God Is The Potter

…my reason returned to me, and I blessed the Most High, and praised and honored Him who lives forever,

for His dominion is an everlasting dominion,

and His kingdom endures from generation to generation;

all the inhabitants of the earth are accounted as nothing,

and He does according to His will among the host of heaven

and among the inhabitants of the earth; and none can stay His hand

or say to Him, "What have you done?"

Daniel 4.34-35



That any human being might possess the ability to frustrate the will of God is one of many exceedingly arrogant doctrines taught in the Church today. Imagine the absurdity of worshipping a God who wills to do something but is unable to because His own creation stands in the way. Not only is this popular position on the relationship of God to created people unbiblical, but it would result in our inability to know anything if it were true.

A child has no trouble understanding that there is nothing to fear with respect to the mudpie she just made. A creation has no power over its creator. A potter does what he wants to do with the clay. So it is with God. (Romans 9.20-21) God is the Creator. We are created. (Genesis 2.7) Scripture everywhere attests to this distinction. To go against the great truth of God’s sovereignty over all of His creation is to turn one’s understanding of things on its head.
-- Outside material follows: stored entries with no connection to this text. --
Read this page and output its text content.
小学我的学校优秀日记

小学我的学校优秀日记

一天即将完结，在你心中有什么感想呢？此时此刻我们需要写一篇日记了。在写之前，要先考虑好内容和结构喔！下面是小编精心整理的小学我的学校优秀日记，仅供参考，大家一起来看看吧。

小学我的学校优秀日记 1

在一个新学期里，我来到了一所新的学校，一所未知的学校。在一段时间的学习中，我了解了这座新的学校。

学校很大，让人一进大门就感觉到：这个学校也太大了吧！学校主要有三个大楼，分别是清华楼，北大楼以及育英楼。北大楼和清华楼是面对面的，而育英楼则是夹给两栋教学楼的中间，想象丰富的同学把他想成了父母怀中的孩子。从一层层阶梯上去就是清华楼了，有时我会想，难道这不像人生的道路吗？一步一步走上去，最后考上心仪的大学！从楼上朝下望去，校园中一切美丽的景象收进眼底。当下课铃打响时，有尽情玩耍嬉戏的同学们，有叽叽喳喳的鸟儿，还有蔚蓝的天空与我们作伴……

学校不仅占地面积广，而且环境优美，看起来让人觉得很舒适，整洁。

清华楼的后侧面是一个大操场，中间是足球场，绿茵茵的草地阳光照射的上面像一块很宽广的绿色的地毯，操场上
Nevertheless, a great number of allegedly orthodox believers are plagued with this sinful would-be role reversal. Eve was told that she would be like God. (Genesis 3.5) Eve thought that she might know some fact independently of God. Eve was deceived. (1 Timothy 2.14) Those who reject passages of Scripture which clearly teach that God is sovereign as God are likewise deceived.

Our epistemology is revelational. We are able to have knowledge as we think God’s thoughts after Him. God made every fact what it is. God’s view of things is the only one which matters. For God, ‘all the facts are in’. Thus, we know a fact aright when our thoughts about that fact are in agreement with God’s thoughts.

The false, unbiblical theology which states that all of God’s will is not accomplished places humanity at the center of things and involves facts which are not created facts. Since, in this view, the creature is taken to possess enough power to overcome the will of God; there are some facts which God has not created. These are facts God has no control over. These are facts which exist apart from God. For example, if evil does not come about in accordance with the will of God, then it exists only because humanity or some other creature has willed that it exist apart from God’s will. Evil is falsely believed to be out of the control of God. The will of the creature trumps that of its Creator. The pot has overpowered the Potter. Some attempt to weasel their way out of this absurdity by submitting that only the possibility of evil is according to the will of God. However, this still places evil in God’s plan, a conclusion which runs counter to the claims of those who wrongfully think we possess the ability to resist the sovereign will of God.

Evil, like everything else, comes about according to the will of God. (Ephesians 1.11) That humanity should do evil has always been a part of God’s plan. (e.g. Acts 4.27-28) God is not Himself evil, nor does He Himself actually perform evil, but rather has planned that evil occur. In fact, everything which occurs does so according to God’s plan! (Isaiah 46.10) This includes conversion. (Ephesians 1.4) Every person who is converted to Christ is converted according to the will of God. (2 Thessalonians 2.13)

Both the fact of evil and the fact of conversion are facts created and hence controlled by God. If it were any other way, then we could not know anything, for there would be facts which exist independent of God. If there were even one fact which might be known apart from God, then there is no reason to suppose that it could not be the same for other facts. Therefore the current infatuation with the idea of a weak and pathetic god who is subject to the will of his own creatures is fatal to our epistemological endeavors. Everything is rendered unintelligible through this false conception of God due to its inherent inconsistency with the idea of facts deriving their meaning from God. No fact can exist or be known apart from God. Thus a theology which rejects the complete sovereignty of God is wholly inadequate to deal with the challenges of worldly philosophy and is incompatible with presuppositional apologetics.

1 comment:

Anonymous said...

Christopher! :)
I bet I know why you wrote this post!!! ;)
Again, great post! And so true!
And yet again, I understood it all, and it really didn't take as long to read as I thought! :)
And it is so true that God's will can not be frustrated.